実施例8で得られた炭素繊維前駆体繊維を実施例1と同様に炭素化処理して得られた炭素繊維のストランド強度を測定した。得られた炭素繊維のストランド強度は、5300MPaと十分満足できる強度を有していた。また、毛羽や糸切れのない高品質の炭素繊維であった。
【0055】
(実施例9)
紡糸溶液を、懸濁重合で得られた重合体を重合体濃度が22質量%となるようにジメチルホルムアミドに溶解して得られた紡糸溶液に変更し、凝固浴の溶剤濃度を40質量%に変更した以外は実施例1と同様にして炭素繊維前駆体を得た。実施例9において、前駆体繊維の製造時、ローラーへの巻き付きはなかった。また、繊維内層部の繊維表面から1μmの繊維内層でSi原子は検出されず、繊維内部へ油剤が浸透していないことが確認できた。
実施例9で得られた炭素繊維前駆体繊維を実施例1と同様に炭素化処理して得られた炭素繊維のストランド強度を測定した。得られた炭素繊維のストランド強度は、5250MPaと十分満足できる強度を有していた。また、毛羽や糸切れのない高品質の炭素繊維であった。
【0056】
(実施例10)
用いる溶媒をジメチルスルホキシドに変更した以外は実施例9と同様にして炭素繊維前駆体を得た。実施例10において、前駆体繊維の製造時、ローラーへの巻き付きはなかった。また、繊維表面から1μmの繊維内層でSi原子は検出されず、繊維内部へ油剤が浸透していないことが確認できた。

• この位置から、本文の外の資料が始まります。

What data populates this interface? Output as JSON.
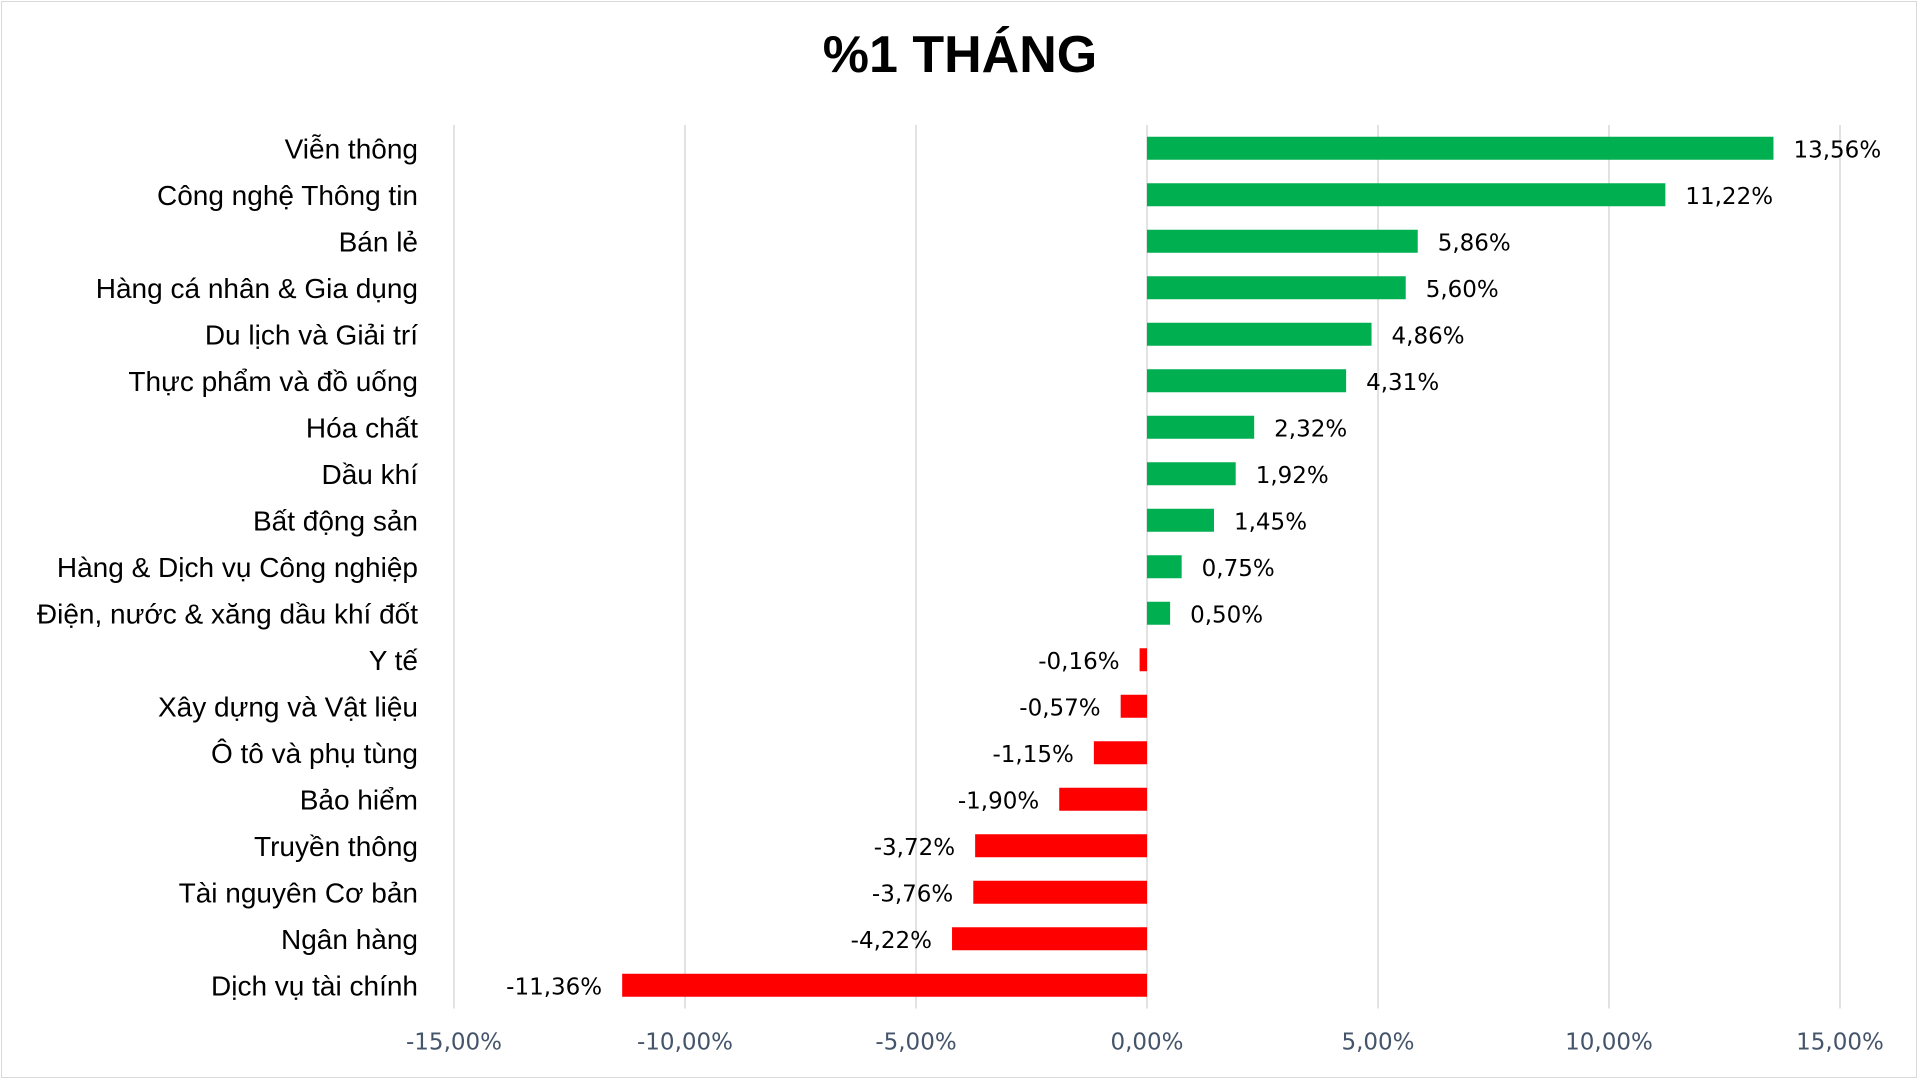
{
  "chart_data": {
    "type": "bar",
    "orientation": "horizontal",
    "title": "%1 THÁNG",
    "xlabel": "",
    "ylabel": "",
    "xlim": [
      -15,
      15
    ],
    "x_ticks": [
      -15,
      -10,
      -5,
      0,
      5,
      10,
      15
    ],
    "x_tick_labels": [
      "-15,00%",
      "-10,00%",
      "-5,00%",
      "0,00%",
      "5,00%",
      "10,00%",
      "15,00%"
    ],
    "grid": true,
    "legend": "none",
    "colors": {
      "positive": "#00b050",
      "negative": "#ff0000"
    },
    "categories": [
      "Viễn thông",
      "Công nghệ Thông tin",
      "Bán lẻ",
      "Hàng cá nhân & Gia dụng",
      "Du lịch và Giải trí",
      "Thực phẩm và đồ uống",
      "Hóa chất",
      "Dầu khí",
      "Bất động sản",
      "Hàng & Dịch vụ Công nghiệp",
      "Điện, nước & xăng dầu khí đốt",
      "Y tế",
      "Xây dựng và Vật liệu",
      "Ô tô và phụ tùng",
      "Bảo hiểm",
      "Truyền thông",
      "Tài nguyên Cơ bản",
      "Ngân hàng",
      "Dịch vụ tài chính"
    ],
    "values": [
      13.56,
      11.22,
      5.86,
      5.6,
      4.86,
      4.31,
      2.32,
      1.92,
      1.45,
      0.75,
      0.5,
      -0.16,
      -0.57,
      -1.15,
      -1.9,
      -3.72,
      -3.76,
      -4.22,
      -11.36
    ],
    "value_labels": [
      "13,56%",
      "11,22%",
      "5,86%",
      "5,60%",
      "4,86%",
      "4,31%",
      "2,32%",
      "1,92%",
      "1,45%",
      "0,75%",
      "0,50%",
      "-0,16%",
      "-0,57%",
      "-1,15%",
      "-1,90%",
      "-3,72%",
      "-3,76%",
      "-4,22%",
      "-11,36%"
    ]
  }
}
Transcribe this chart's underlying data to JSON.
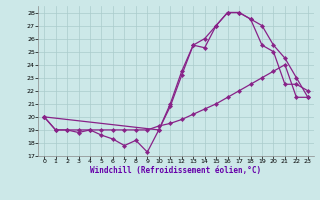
{
  "xlabel": "Windchill (Refroidissement éolien,°C)",
  "xlim": [
    -0.5,
    23.5
  ],
  "ylim": [
    17,
    28.5
  ],
  "yticks": [
    17,
    18,
    19,
    20,
    21,
    22,
    23,
    24,
    25,
    26,
    27,
    28
  ],
  "xticks": [
    0,
    1,
    2,
    3,
    4,
    5,
    6,
    7,
    8,
    9,
    10,
    11,
    12,
    13,
    14,
    15,
    16,
    17,
    18,
    19,
    20,
    21,
    22,
    23
  ],
  "line_color": "#882288",
  "bg_color": "#cce8e8",
  "grid_color": "#aacccc",
  "line1_x": [
    0,
    1,
    2,
    3,
    4,
    5,
    6,
    7,
    8,
    9,
    10,
    11,
    12,
    13,
    14,
    15,
    16,
    17,
    18,
    19,
    20,
    21,
    22,
    23
  ],
  "line1_y": [
    20.0,
    19.0,
    19.0,
    18.8,
    19.0,
    18.6,
    18.3,
    17.8,
    18.2,
    17.3,
    19.0,
    20.8,
    23.2,
    25.5,
    25.3,
    27.0,
    28.0,
    28.0,
    27.5,
    25.5,
    25.0,
    22.5,
    22.5,
    22.0
  ],
  "line2_x": [
    0,
    1,
    2,
    3,
    4,
    5,
    6,
    7,
    8,
    9,
    10,
    11,
    12,
    13,
    14,
    15,
    16,
    17,
    18,
    19,
    20,
    21,
    22,
    23
  ],
  "line2_y": [
    20.0,
    19.0,
    19.0,
    19.0,
    19.0,
    19.0,
    19.0,
    19.0,
    19.0,
    19.0,
    19.3,
    19.5,
    19.8,
    20.2,
    20.6,
    21.0,
    21.5,
    22.0,
    22.5,
    23.0,
    23.5,
    24.0,
    21.5,
    21.5
  ],
  "line3_x": [
    0,
    10,
    11,
    12,
    13,
    14,
    15,
    16,
    17,
    18,
    19,
    20,
    21,
    22,
    23
  ],
  "line3_y": [
    20.0,
    19.0,
    21.0,
    23.5,
    25.5,
    26.0,
    27.0,
    28.0,
    28.0,
    27.5,
    27.0,
    25.5,
    24.5,
    23.0,
    21.5
  ]
}
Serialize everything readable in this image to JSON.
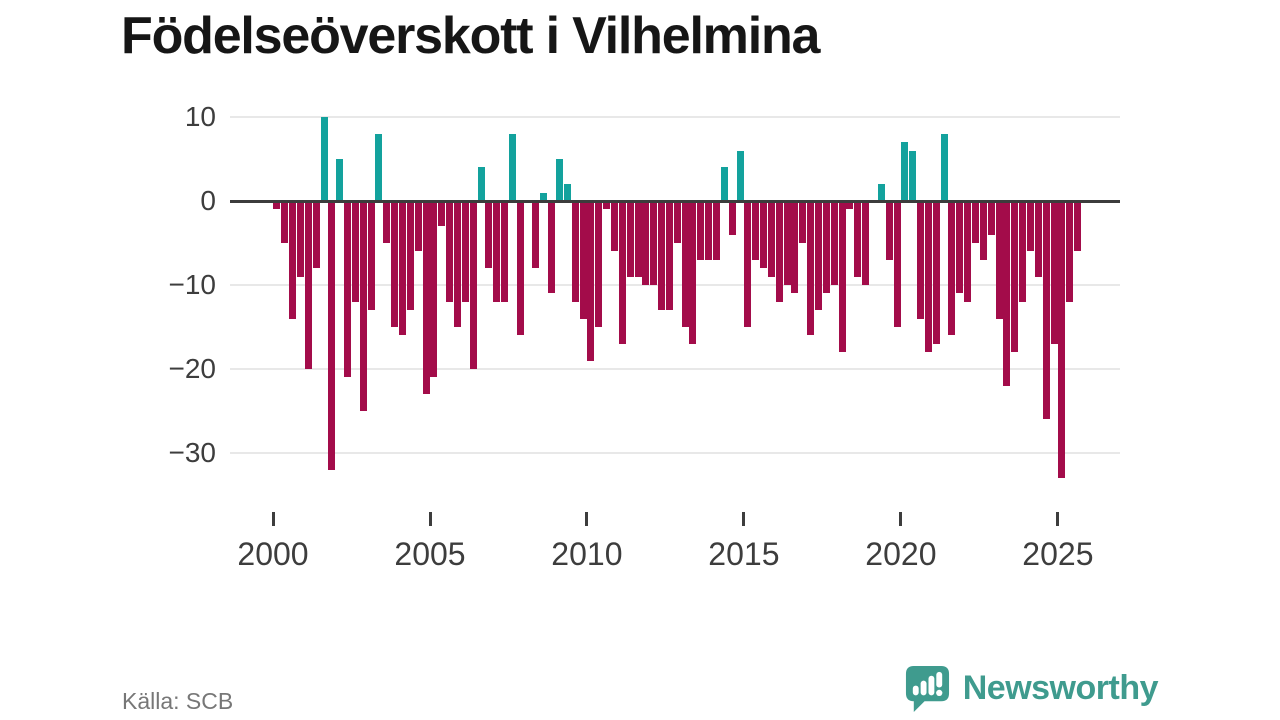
{
  "title": "Födelseöverskott i Vilhelmina",
  "source": {
    "label": "Källa: SCB"
  },
  "branding": {
    "name": "Newsworthy",
    "logo_icon": "speech-bubble-bar-chart",
    "color": "#3f9b8e"
  },
  "chart_data": {
    "type": "bar",
    "title": "Födelseöverskott i Vilhelmina",
    "frequency": "quarterly",
    "start_period": "2000Q1",
    "end_period": "2025Q3",
    "values": [
      -1,
      -5,
      -14,
      -9,
      -20,
      -8,
      10,
      -32,
      5,
      -21,
      -12,
      -25,
      -13,
      8,
      -5,
      -15,
      -16,
      -13,
      -6,
      -23,
      -21,
      -3,
      -12,
      -15,
      -12,
      -20,
      4,
      -8,
      -12,
      -12,
      8,
      -16,
      0,
      -8,
      1,
      -11,
      5,
      2,
      -12,
      -14,
      -19,
      -15,
      -1,
      -6,
      -17,
      -9,
      -9,
      -10,
      -10,
      -13,
      -13,
      -5,
      -15,
      -17,
      -7,
      -7,
      -7,
      4,
      -4,
      6,
      -15,
      -7,
      -8,
      -9,
      -12,
      -10,
      -11,
      -5,
      -16,
      -13,
      -11,
      -10,
      -18,
      -1,
      -9,
      -10,
      0,
      2,
      -7,
      -15,
      7,
      6,
      -14,
      -18,
      -17,
      8,
      -16,
      -11,
      -12,
      -5,
      -7,
      -4,
      -14,
      -22,
      -18,
      -12,
      -6,
      -9,
      -26,
      -17,
      -33,
      -12,
      -6
    ],
    "x_tick_years": [
      2000,
      2005,
      2010,
      2015,
      2020,
      2025
    ],
    "x_tick_labels": [
      "2000",
      "2005",
      "2010",
      "2015",
      "2020",
      "2025"
    ],
    "y_tick_values": [
      10,
      0,
      -10,
      -20,
      -30
    ],
    "y_tick_labels": [
      "10",
      "0",
      "−10",
      "−20",
      "−30"
    ],
    "ylim": [
      -35,
      12
    ],
    "grid": true,
    "legend": false,
    "colors": {
      "positive": "#13a29d",
      "negative": "#a30c4a"
    }
  }
}
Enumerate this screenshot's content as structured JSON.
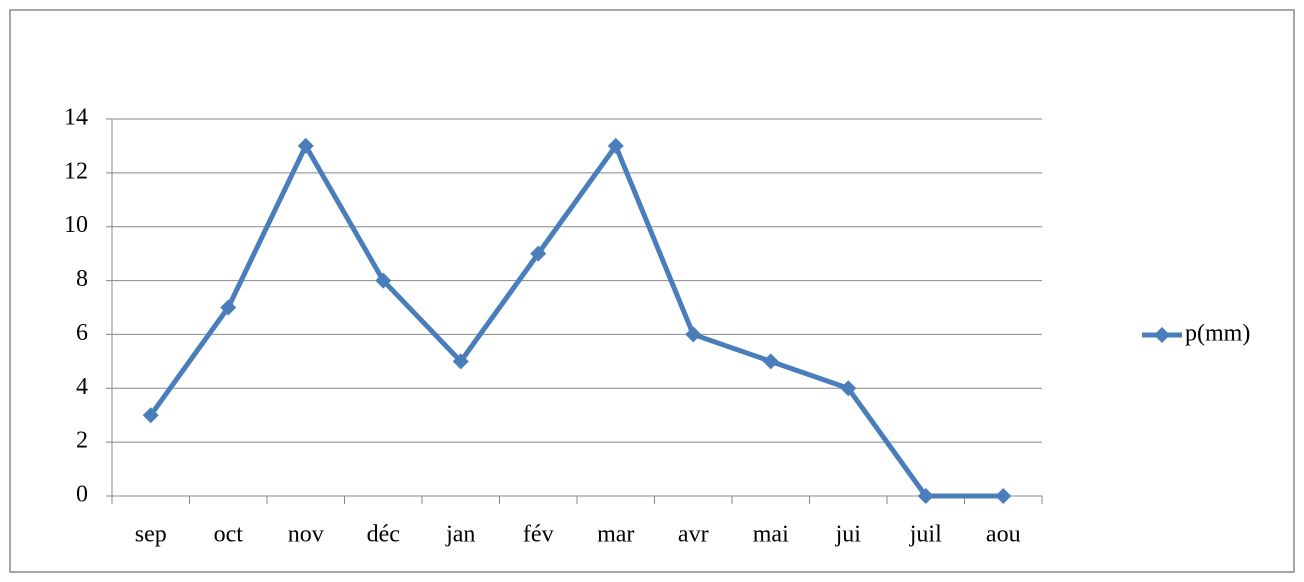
{
  "chart_data": {
    "type": "line",
    "categories": [
      "sep",
      "oct",
      "nov",
      "déc",
      "jan",
      "fév",
      "mar",
      "avr",
      "mai",
      "jui",
      "juil",
      "aou"
    ],
    "series": [
      {
        "name": "p(mm)",
        "color": "#4a7ebb",
        "values": [
          3,
          7,
          13,
          8,
          5,
          9,
          13,
          6,
          5,
          4,
          0,
          0
        ]
      }
    ],
    "ylim": [
      0,
      14
    ],
    "yticks": [
      0,
      2,
      4,
      6,
      8,
      10,
      12,
      14
    ],
    "grid": true,
    "legend": "right"
  }
}
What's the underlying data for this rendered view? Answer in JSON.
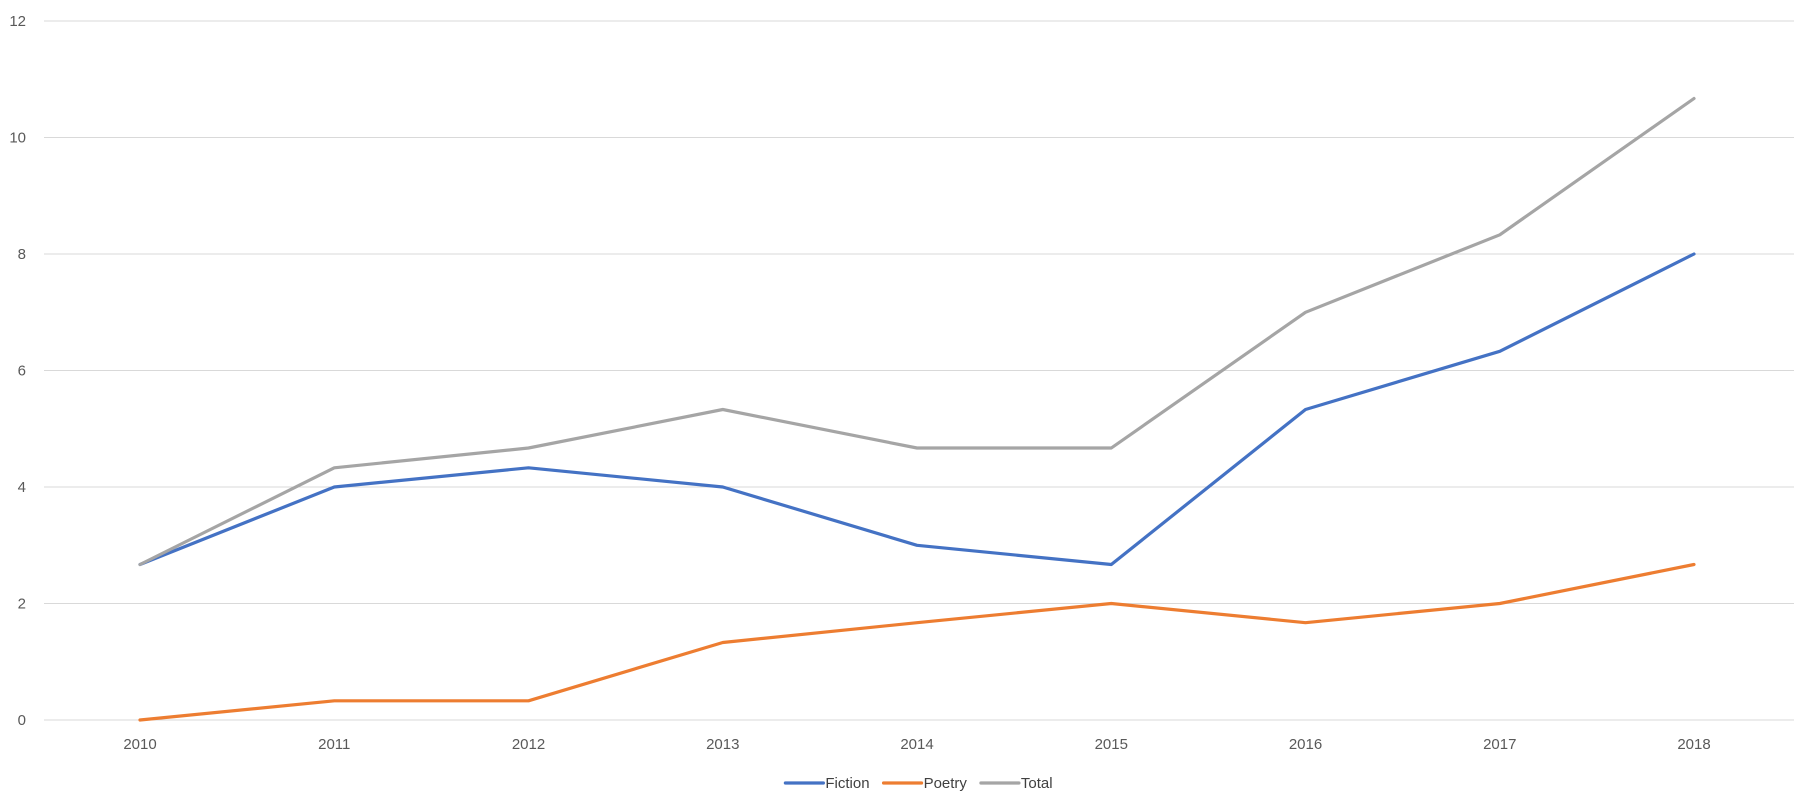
{
  "chart_data": {
    "type": "line",
    "title": "",
    "xlabel": "",
    "ylabel": "",
    "categories": [
      "2010",
      "2011",
      "2012",
      "2013",
      "2014",
      "2015",
      "2016",
      "2017",
      "2018"
    ],
    "ylim": [
      0,
      12
    ],
    "yticks": [
      0,
      2,
      4,
      6,
      8,
      10,
      12
    ],
    "grid": "horizontal",
    "legend_position": "bottom",
    "series": [
      {
        "name": "Fiction",
        "color": "#4472C4",
        "values": [
          2.67,
          4.0,
          4.33,
          4.0,
          3.0,
          2.67,
          5.33,
          6.33,
          8.0
        ]
      },
      {
        "name": "Poetry",
        "color": "#ED7D31",
        "values": [
          0.0,
          0.33,
          0.33,
          1.33,
          1.67,
          2.0,
          1.67,
          2.0,
          2.67
        ]
      },
      {
        "name": "Total",
        "color": "#A5A5A5",
        "values": [
          2.67,
          4.33,
          4.67,
          5.33,
          4.67,
          4.67,
          7.0,
          8.33,
          10.67
        ]
      }
    ]
  }
}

実施例10で得られた炭素繊維前駆体繊維を実施例1と同様に炭素化処理して得られた炭素繊維のストランド強度を測定した。得られた炭素繊維のストランド強度は、5280MPaと十分満足できる強度を有していた。また、毛羽や糸切れのない高品質の炭素繊維であった。
【0057】
(実施例11)
紡糸溶液を、懸濁重合で得られた重合体を重合体濃度が20質量%となるようにジメチルアセトアミドに溶解して得られた紡糸溶液に変更し、凝固浴の溶剤濃度を65質量%に変更した以外は実施例1と同様にして炭素繊維前駆体を得た。実施例11において、前駆体繊維の製造時、ローラーへの巻き付きはなかった。また、繊維表面から1μmの繊維内層でSi原子は検出されず、繊維内部へ油剤が浸透していないことが確認できた。
実施例11で得られた炭素繊維前駆体繊維を実施例1と同様に炭素化処理して得られた炭素繊維のストランド強度を測定した。得られた炭素繊維のストランド強度は、5420MPaと十分満足できる強度を有していた。また、毛羽や糸切れのない高品質の炭素繊維であった。